Why ‘Total Recall’ made Sharon Stone swear off Hollywood: “I’m not gonna work until I get a job I care about”
Before 1992’s Basic Instinct, Sharon Stone was a model-turned-actress known for fairly forgettable roles in action movies and horror flicks. Everything changed almost overnight when she played the ice pick-wielding femme fatale Catherine Tramell in Paul Verhoeven’s ultra-sexy, ultra-violent erotic thriller, though. Suddenly, Stone was one of Hollywood’s biggest sex symbols, and it took her a few years to break out of that mould and hit arguably her career peak with 1995’s Martin Scorsese crime epic Casino. Interestingly, though, there was a period before Basic Instinct where the frustrated young star felt like swearing off Hollywood thanks to a less-than-fulfilling experience on a future sci-fi classic.
In the late 1970s, Stone was living and working as a fashion model in Paris when she suddenly decided to get out of the modelling game to give acting a shot. As she put it, she basically packed up all her stuff, flew back to New York, and quickly auditioned to be an extra in the Woody Allen movie Stardust Memories. Allen took a shine to her, and she was cast as a woman who plants a kiss on a passing train. This launched her acting career, and by 1985, she was playing the female lead in the Indiana Jones-esque King Solomon’s Mines. She starred in the sequel Allan Quatermain and the Lost City of Gold the following year before landing parts in action movies like the Steven Seagal vehicle Above the Law and Carl Weathers’ Action Jackson.

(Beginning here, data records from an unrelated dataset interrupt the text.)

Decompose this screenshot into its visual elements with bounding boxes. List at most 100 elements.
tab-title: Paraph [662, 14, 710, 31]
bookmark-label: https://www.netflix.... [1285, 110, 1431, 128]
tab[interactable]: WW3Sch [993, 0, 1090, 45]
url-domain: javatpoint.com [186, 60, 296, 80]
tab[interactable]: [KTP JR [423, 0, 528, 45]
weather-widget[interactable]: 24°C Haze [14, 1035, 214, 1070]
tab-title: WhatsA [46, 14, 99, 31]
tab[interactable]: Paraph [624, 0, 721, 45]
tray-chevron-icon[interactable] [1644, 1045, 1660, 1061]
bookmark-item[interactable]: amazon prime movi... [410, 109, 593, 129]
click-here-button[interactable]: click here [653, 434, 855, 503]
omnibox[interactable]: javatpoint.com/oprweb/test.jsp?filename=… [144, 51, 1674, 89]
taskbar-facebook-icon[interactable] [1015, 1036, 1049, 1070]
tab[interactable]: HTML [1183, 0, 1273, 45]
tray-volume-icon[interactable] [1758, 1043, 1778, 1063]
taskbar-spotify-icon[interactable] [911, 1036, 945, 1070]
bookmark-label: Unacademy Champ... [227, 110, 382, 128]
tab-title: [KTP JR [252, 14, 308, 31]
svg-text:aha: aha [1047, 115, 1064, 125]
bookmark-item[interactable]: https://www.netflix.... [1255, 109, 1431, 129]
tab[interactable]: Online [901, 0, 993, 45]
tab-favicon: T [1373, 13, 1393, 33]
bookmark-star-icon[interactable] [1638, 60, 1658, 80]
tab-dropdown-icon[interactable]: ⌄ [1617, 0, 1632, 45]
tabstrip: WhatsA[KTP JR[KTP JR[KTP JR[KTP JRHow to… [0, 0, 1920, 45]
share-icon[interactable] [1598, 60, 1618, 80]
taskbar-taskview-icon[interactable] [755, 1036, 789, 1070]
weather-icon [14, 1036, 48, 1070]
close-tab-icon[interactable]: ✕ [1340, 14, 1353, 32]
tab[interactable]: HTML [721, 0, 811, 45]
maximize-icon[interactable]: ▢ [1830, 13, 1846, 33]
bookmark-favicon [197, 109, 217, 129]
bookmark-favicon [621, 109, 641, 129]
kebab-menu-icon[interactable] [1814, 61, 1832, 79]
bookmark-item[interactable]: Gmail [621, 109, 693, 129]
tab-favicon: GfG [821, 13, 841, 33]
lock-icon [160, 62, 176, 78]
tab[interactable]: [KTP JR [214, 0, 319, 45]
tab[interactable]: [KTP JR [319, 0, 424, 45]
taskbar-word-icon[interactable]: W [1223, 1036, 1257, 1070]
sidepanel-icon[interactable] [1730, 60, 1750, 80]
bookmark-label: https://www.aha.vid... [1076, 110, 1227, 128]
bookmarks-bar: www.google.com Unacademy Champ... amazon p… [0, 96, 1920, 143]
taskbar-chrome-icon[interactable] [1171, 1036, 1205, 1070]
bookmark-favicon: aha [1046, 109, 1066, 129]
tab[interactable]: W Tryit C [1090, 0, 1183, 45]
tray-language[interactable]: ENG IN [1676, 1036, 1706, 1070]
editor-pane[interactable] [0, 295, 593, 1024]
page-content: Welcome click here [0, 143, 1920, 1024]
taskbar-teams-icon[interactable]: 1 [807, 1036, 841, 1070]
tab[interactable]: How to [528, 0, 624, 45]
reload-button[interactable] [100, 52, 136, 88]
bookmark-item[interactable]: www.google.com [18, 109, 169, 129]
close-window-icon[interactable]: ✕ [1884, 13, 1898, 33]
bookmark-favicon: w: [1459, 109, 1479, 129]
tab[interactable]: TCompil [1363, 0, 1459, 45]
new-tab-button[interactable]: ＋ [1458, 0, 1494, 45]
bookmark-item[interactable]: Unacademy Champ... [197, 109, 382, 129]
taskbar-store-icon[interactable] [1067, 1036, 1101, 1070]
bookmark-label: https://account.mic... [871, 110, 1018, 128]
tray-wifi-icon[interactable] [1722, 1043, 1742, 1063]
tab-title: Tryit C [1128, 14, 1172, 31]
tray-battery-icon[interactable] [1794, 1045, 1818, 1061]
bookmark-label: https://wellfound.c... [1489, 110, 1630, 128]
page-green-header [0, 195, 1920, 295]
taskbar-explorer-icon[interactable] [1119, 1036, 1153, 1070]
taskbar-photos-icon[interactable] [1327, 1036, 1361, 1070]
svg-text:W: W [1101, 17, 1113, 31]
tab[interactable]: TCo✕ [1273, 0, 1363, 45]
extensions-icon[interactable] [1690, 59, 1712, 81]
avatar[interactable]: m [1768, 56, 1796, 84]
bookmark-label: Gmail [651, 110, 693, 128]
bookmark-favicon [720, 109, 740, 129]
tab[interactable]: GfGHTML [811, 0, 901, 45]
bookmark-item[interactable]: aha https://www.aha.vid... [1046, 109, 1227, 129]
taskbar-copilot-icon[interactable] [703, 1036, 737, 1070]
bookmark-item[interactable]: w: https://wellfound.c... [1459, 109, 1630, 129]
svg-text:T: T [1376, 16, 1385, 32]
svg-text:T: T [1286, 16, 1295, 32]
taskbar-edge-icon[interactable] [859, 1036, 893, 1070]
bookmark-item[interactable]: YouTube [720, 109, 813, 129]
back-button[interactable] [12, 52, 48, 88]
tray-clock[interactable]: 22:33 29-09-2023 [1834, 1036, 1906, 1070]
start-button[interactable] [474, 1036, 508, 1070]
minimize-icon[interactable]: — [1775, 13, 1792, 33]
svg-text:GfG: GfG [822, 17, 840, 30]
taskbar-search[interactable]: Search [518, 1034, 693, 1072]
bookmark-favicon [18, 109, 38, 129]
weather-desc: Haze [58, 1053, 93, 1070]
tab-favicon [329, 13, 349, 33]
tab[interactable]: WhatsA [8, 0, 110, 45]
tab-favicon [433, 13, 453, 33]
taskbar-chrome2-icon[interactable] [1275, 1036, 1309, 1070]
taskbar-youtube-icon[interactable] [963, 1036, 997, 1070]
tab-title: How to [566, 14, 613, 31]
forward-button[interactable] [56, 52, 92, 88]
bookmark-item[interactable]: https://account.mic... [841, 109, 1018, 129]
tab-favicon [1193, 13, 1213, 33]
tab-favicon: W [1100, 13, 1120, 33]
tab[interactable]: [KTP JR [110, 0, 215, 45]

Unfortunately for the young actor, none of these roles were exactly her cup of tea – and the movies were largely woeful, too. In 1992, she told Playboy that the Allan Quatermain movies amounted to “A bad hairdo running through the jungle,” while she deadpanned, “I will refrain from comment” about Above the Law. So, it’s perhaps not surprising that when she was sent the script for a sci-fi action movie starring Arnold Schwarzenegger, she wasn’t exactly delighted. The disillusioned star told her team, “I’ve done every stupid action movie I’m going to do. No, thank you,” – but then she was told who was directing the movie.
After finding out the Dutch maverick Verhoeven – who helmed Flesh and Blood and RoboCop – was making the movie, her opinion flipped on its head. Stone revealed she said, “Oh, OK. I don’t need to go to the meeting. If they want me, I’ll do it.” You see, she loved Verhoeven’s blend of artistry, violence, and sex, and after meeting him, she loved him as a person, too.
Despite claiming to Playboy that she had a great time making Verhoeven’s film – Total Recall, of course – when Stone was asked about it by The Guardian four years later, she’d changed her tune. She admitted to feeling a bit like Sisyphus in this period, forever pushing that godforsaken boulder up the hill before watching it fall back down on top of her. At one point, she confessed to telling her agent, “I don’t know if it’s all worth it,” to which they replied, “It’s not. You shouldn’t go on.” This was likely a canny bit of reverse psychology, though, because she got off the phone and thought, “She’s such a baby! I’ll show her.”
After Total Recall, though, her moxie disappeared again, replaced by the all-too-familiar Sisyphean despair. “I went, ‘That’s it,'” Stone revealed. “I’m not gonna work until I get a job I care about. If I have to do theatre in my garage and wait tables, that’s it for me.”
Amazingly, though, her saviour came in the form of Verhoeven, the same director who’d cast her in the movie that had her wanting to leave Hollywood in her rearview mirror. She pursued the role in Basic Instinct for months, and when it became an enormous hit and solidified her status as an A-list star, she realised something that made her smile. She had finally made it to the top of the hill and could now watch that boulder “roll back down”.
“When Basic Instinct came out on a Friday, I had one life,” Stone admitted, “and by Tuesday, I had another life.”